Speaker of the House Nancy Pelosi could see her party's majority slip away in the 2010 elections, says one analyst.
“Dancing with the Stars” booker alert: Nancy Pelosi is a natural pick for next season.
“When I was a teenager, I wanted to dance,” Pelosi told a cluster of cross-legged kids gathered around her chair during the speaker’s annual take-your-child-to-work-day press conference Thursday.
“I don’t mean dance professionally, just dance,” Pelosi said. “Just dance!” And, with that – and a smile — the highest-ranking woman in American government gave a little shimmy-shimmy-shake of her shoulders.
It was a highlight of Pelosi’s 30-minute Q-and-A session with pint-sized prodigies of journalists and congressional aides – and a reminder that sometimes the most revelatory answers come from softball questions.
The “real” reporters in the room got about half as much time to grill the speaker on the Eric Massa scandal, regulating the financial services industry and immigration reform. The truth is, there wasn’t much going on in the House on Thursday; the centerpiece of the week’s planned agenda, a D.C. voting rights bill, had been scuttled and lawmakers were headed out of town at midday.
But every year without fail and regardless of what ‘s happening in politics, the upstart amateurs at the press conference get more out of Pelosi than the grizzled professionals.
This year was no different. Pelosi didn’t give up much new information – until the give-and-take with the kids, when her tough exterior gave way to a maternal mien.
“As a mother of five and a grandmother of eight, the speaker is always delighted to host children at the Capitol,” Pelosi spokesman Nadeam Elshami said. “This is her favorite press conference of the year.”
Of course, she got the “Meet the Press” question: Will she run for president?
“No,” Pelosi said.
And the insistent follow-up: “Why not? Why not?!”
“I love the job that I have, and I believe that one of the reasons that I do it with the success that I have is that my members know that I’m here for them, for the House of Representatives, and I’m not thinking of another [position] for myself,” Pelosi explained.
No need to go into the challenges of a woman running for president – or those facing a San Francisco liberal whose approval rating stood at 11 percent when it was measured by CBS last month.
The toughest bill?
If you guessed the landmark health care overhaul, you’re wrong.
“[The] most difficult one I have had in this past year is to get our members to vote for the war in Afghanistan and Iraq,” Pelosi said.
She also wants more women in the House: “We still don’t have enough –50 percent of the Congress— but it’s a lot better now.”
After the press conference, troop leader Pelosi guided a few dozen kids on a short tour.
Donnelly also made the same observation about Pelosi that got Sen. Tom Coburn (R-Okla.) a round of raised eyebrows from conservatives.

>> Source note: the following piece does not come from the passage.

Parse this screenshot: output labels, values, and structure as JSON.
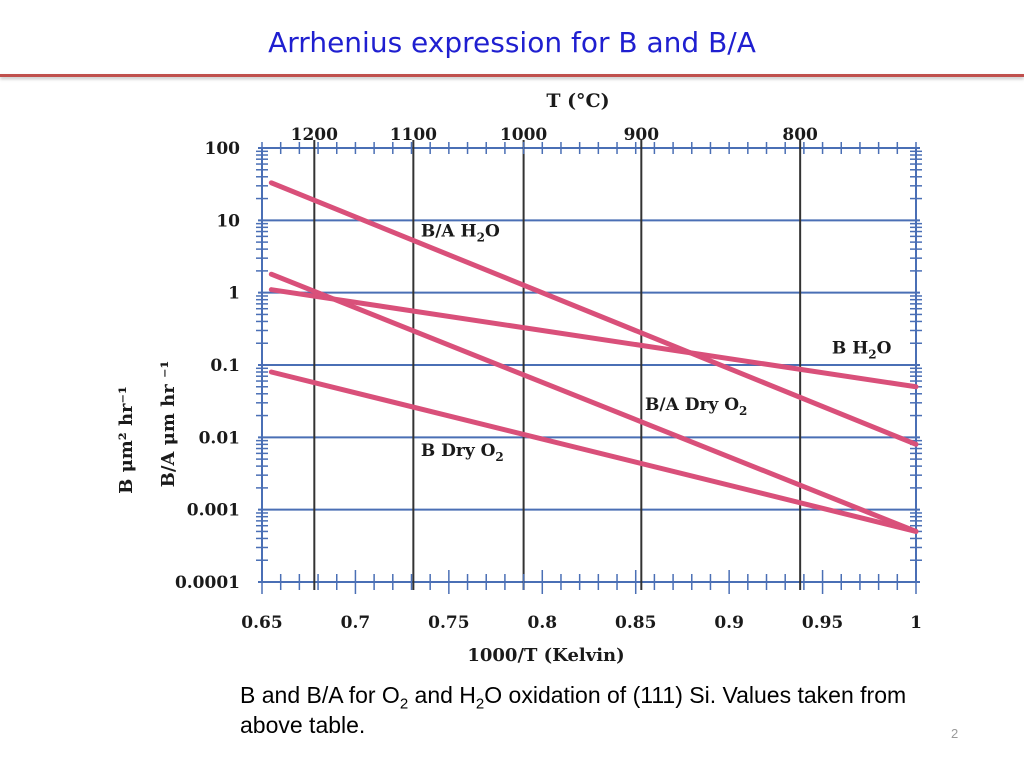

“She was nice,” Donnelly said – adding that the speaker was “funny,” too.
The biggest kick sprang from Pelosi’s admission that she was more consumed with Elvis than Eisenhower as a youngster.

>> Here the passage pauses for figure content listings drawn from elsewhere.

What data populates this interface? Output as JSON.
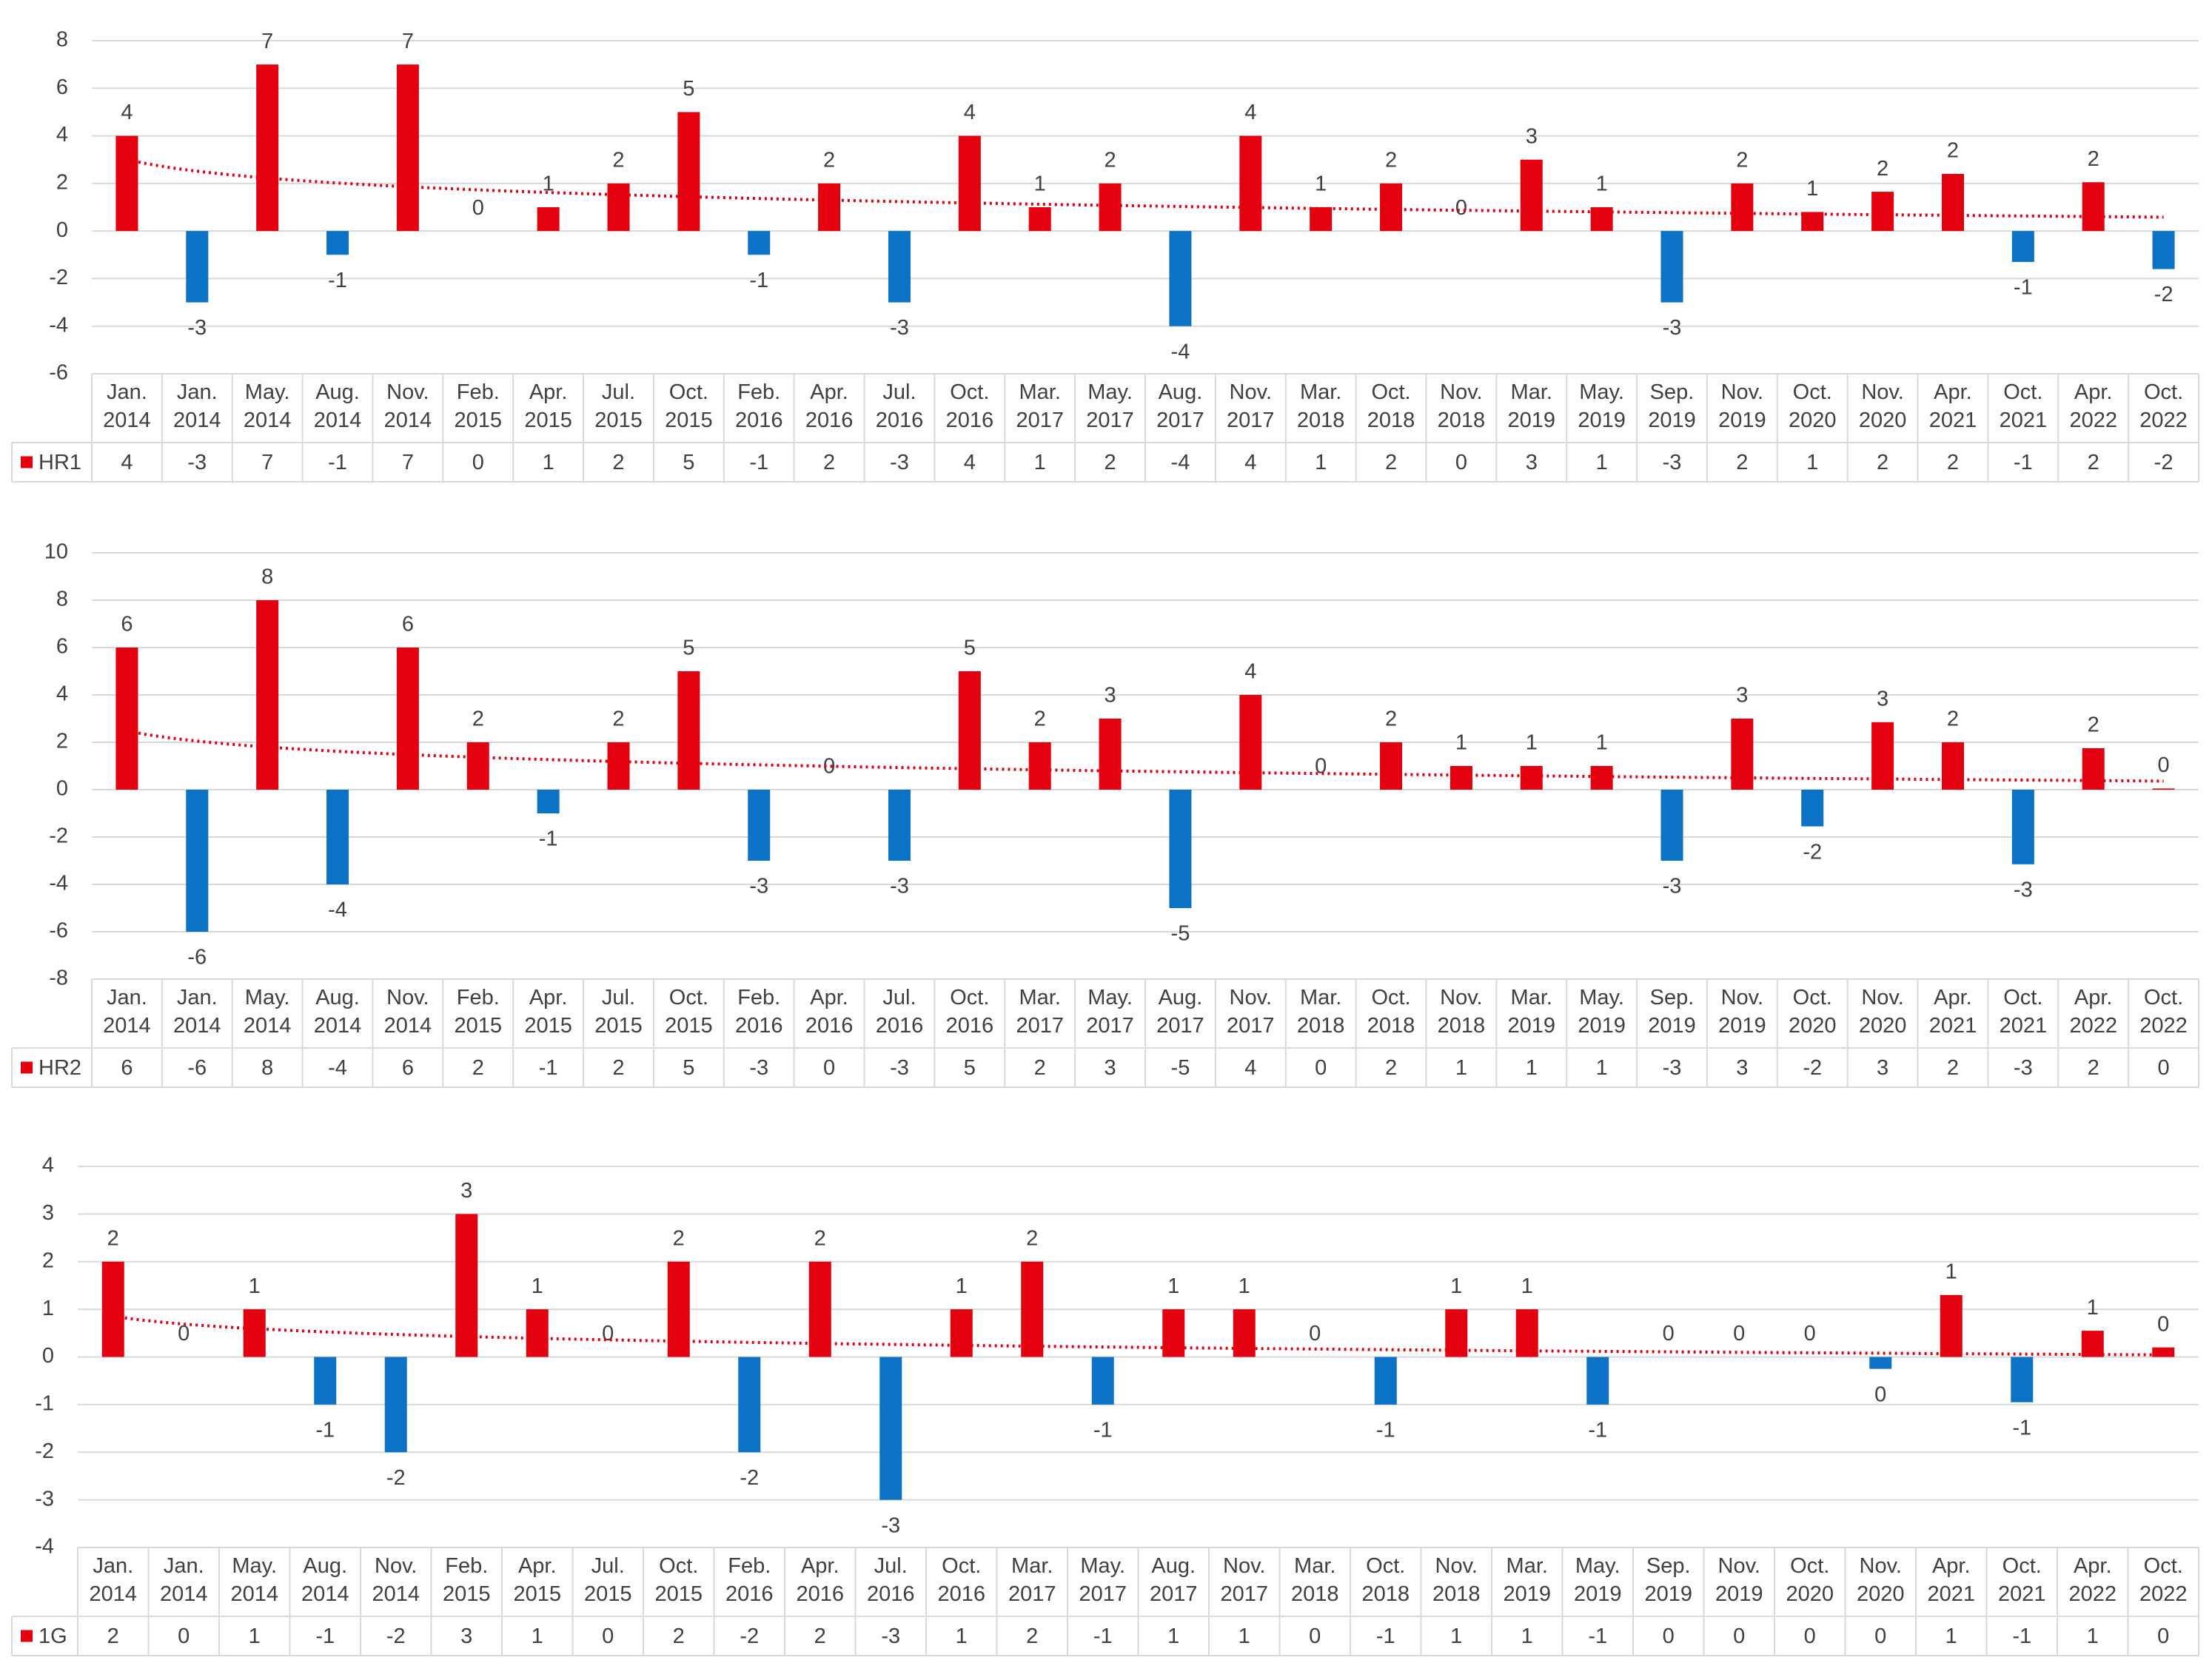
{
  "chart_data": [
    {
      "type": "bar",
      "ylim": [
        -6,
        8
      ],
      "yticks": [
        -6,
        -4,
        -2,
        0,
        2,
        4,
        6,
        8
      ],
      "grid": true,
      "trendline": "logarithmic",
      "data_table": true,
      "categories": [
        "Jan. 2014",
        "Jan. 2014",
        "May. 2014",
        "Aug. 2014",
        "Nov. 2014",
        "Feb. 2015",
        "Apr. 2015",
        "Jul. 2015",
        "Oct. 2015",
        "Feb. 2016",
        "Apr. 2016",
        "Jul. 2016",
        "Oct. 2016",
        "Mar. 2017",
        "May. 2017",
        "Aug. 2017",
        "Nov. 2017",
        "Mar. 2018",
        "Oct. 2018",
        "Nov. 2018",
        "Mar. 2019",
        "May. 2019",
        "Sep. 2019",
        "Nov. 2019",
        "Oct. 2020",
        "Nov. 2020",
        "Apr. 2021",
        "Oct. 2021",
        "Apr. 2022",
        "Oct. 2022"
      ],
      "series": [
        {
          "name": "HR1",
          "color": "#e3000f",
          "negative_color": "#0b72c5",
          "values": [
            4,
            -3,
            7,
            -1,
            7,
            0,
            1,
            2,
            5,
            -1,
            2,
            -3,
            4,
            1,
            2,
            -4,
            4,
            1,
            2,
            0,
            3,
            1,
            -3,
            2,
            0.8,
            1.65,
            2.4,
            -1.3,
            2.05,
            -1.6
          ],
          "value_labels": [
            "4",
            "-3",
            "7",
            "-1",
            "7",
            "0",
            "1",
            "2",
            "5",
            "-1",
            "2",
            "-3",
            "4",
            "1",
            "2",
            "-4",
            "4",
            "1",
            "2",
            "0",
            "3",
            "1",
            "-3",
            "2",
            "1",
            "2",
            "2",
            "-1",
            "2",
            "-2"
          ]
        }
      ]
    },
    {
      "type": "bar",
      "ylim": [
        -8,
        10
      ],
      "yticks": [
        -8,
        -6,
        -4,
        -2,
        0,
        2,
        4,
        6,
        8,
        10
      ],
      "grid": true,
      "trendline": "logarithmic",
      "data_table": true,
      "categories": [
        "Jan. 2014",
        "Jan. 2014",
        "May. 2014",
        "Aug. 2014",
        "Nov. 2014",
        "Feb. 2015",
        "Apr. 2015",
        "Jul. 2015",
        "Oct. 2015",
        "Feb. 2016",
        "Apr. 2016",
        "Jul. 2016",
        "Oct. 2016",
        "Mar. 2017",
        "May. 2017",
        "Aug. 2017",
        "Nov. 2017",
        "Mar. 2018",
        "Oct. 2018",
        "Nov. 2018",
        "Mar. 2019",
        "May. 2019",
        "Sep. 2019",
        "Nov. 2019",
        "Oct. 2020",
        "Nov. 2020",
        "Apr. 2021",
        "Oct. 2021",
        "Apr. 2022",
        "Oct. 2022"
      ],
      "series": [
        {
          "name": "HR2",
          "color": "#e3000f",
          "negative_color": "#0b72c5",
          "values": [
            6,
            -6,
            8,
            -4,
            6,
            2,
            -1,
            2,
            5,
            -3,
            0,
            -3,
            5,
            2,
            3,
            -5,
            4,
            0,
            2,
            1,
            1,
            1,
            -3,
            3,
            -1.55,
            2.85,
            2,
            -3.15,
            1.75,
            0.05
          ],
          "value_labels": [
            "6",
            "-6",
            "8",
            "-4",
            "6",
            "2",
            "-1",
            "2",
            "5",
            "-3",
            "0",
            "-3",
            "5",
            "2",
            "3",
            "-5",
            "4",
            "0",
            "2",
            "1",
            "1",
            "1",
            "-3",
            "3",
            "-2",
            "3",
            "2",
            "-3",
            "2",
            "0"
          ]
        }
      ]
    },
    {
      "type": "bar",
      "ylim": [
        -4,
        4
      ],
      "yticks": [
        -4,
        -3,
        -2,
        -1,
        0,
        1,
        2,
        3,
        4
      ],
      "grid": true,
      "trendline": "logarithmic",
      "data_table": true,
      "categories": [
        "Jan. 2014",
        "Jan. 2014",
        "May. 2014",
        "Aug. 2014",
        "Nov. 2014",
        "Feb. 2015",
        "Apr. 2015",
        "Jul. 2015",
        "Oct. 2015",
        "Feb. 2016",
        "Apr. 2016",
        "Jul. 2016",
        "Oct. 2016",
        "Mar. 2017",
        "May. 2017",
        "Aug. 2017",
        "Nov. 2017",
        "Mar. 2018",
        "Oct. 2018",
        "Nov. 2018",
        "Mar. 2019",
        "May. 2019",
        "Sep. 2019",
        "Nov. 2019",
        "Oct. 2020",
        "Nov. 2020",
        "Apr. 2021",
        "Oct. 2021",
        "Apr. 2022",
        "Oct. 2022"
      ],
      "series": [
        {
          "name": "1G",
          "color": "#e3000f",
          "negative_color": "#0b72c5",
          "values": [
            2,
            0,
            1,
            -1,
            -2,
            3,
            1,
            0,
            2,
            -2,
            2,
            -3,
            1,
            2,
            -1,
            1,
            1,
            0,
            -1,
            1,
            1,
            -1,
            0,
            0,
            0,
            -0.25,
            1.3,
            -0.95,
            0.55,
            0.2
          ],
          "value_labels": [
            "2",
            "0",
            "1",
            "-1",
            "-2",
            "3",
            "1",
            "0",
            "2",
            "-2",
            "2",
            "-3",
            "1",
            "2",
            "-1",
            "1",
            "1",
            "0",
            "-1",
            "1",
            "1",
            "-1",
            "0",
            "0",
            "0",
            "0",
            "1",
            "-1",
            "1",
            "0"
          ]
        }
      ]
    }
  ]
}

“When I was your age, I wanted to be a teenager,” she told the youngest set of kids. “It was a great time to be a teenager. Elvis came on the scene … my interest was more in Elvis than who was president.”
She told the kids that kicking off her dance shoes to run for office hadn’t yet crossed her mind when she was their age.
“Every step of the way I loved what I was doing, but I certainly had no interest in being speaker of the House,” she said. “And I certainly had no interest in running for office.”
Majority Leader Steny Hoyer of Maryland, who usually cuts a rug with the speaker at the annual Democratic Issues Conference, says Pelosi can still make her way around the dance hall.
“We’re good partners both on the House floor and the dance floor,” he said.
Pelosi didn’t have to show off her skills on Thursday, though. No need to tap-dance around the kids’ questions.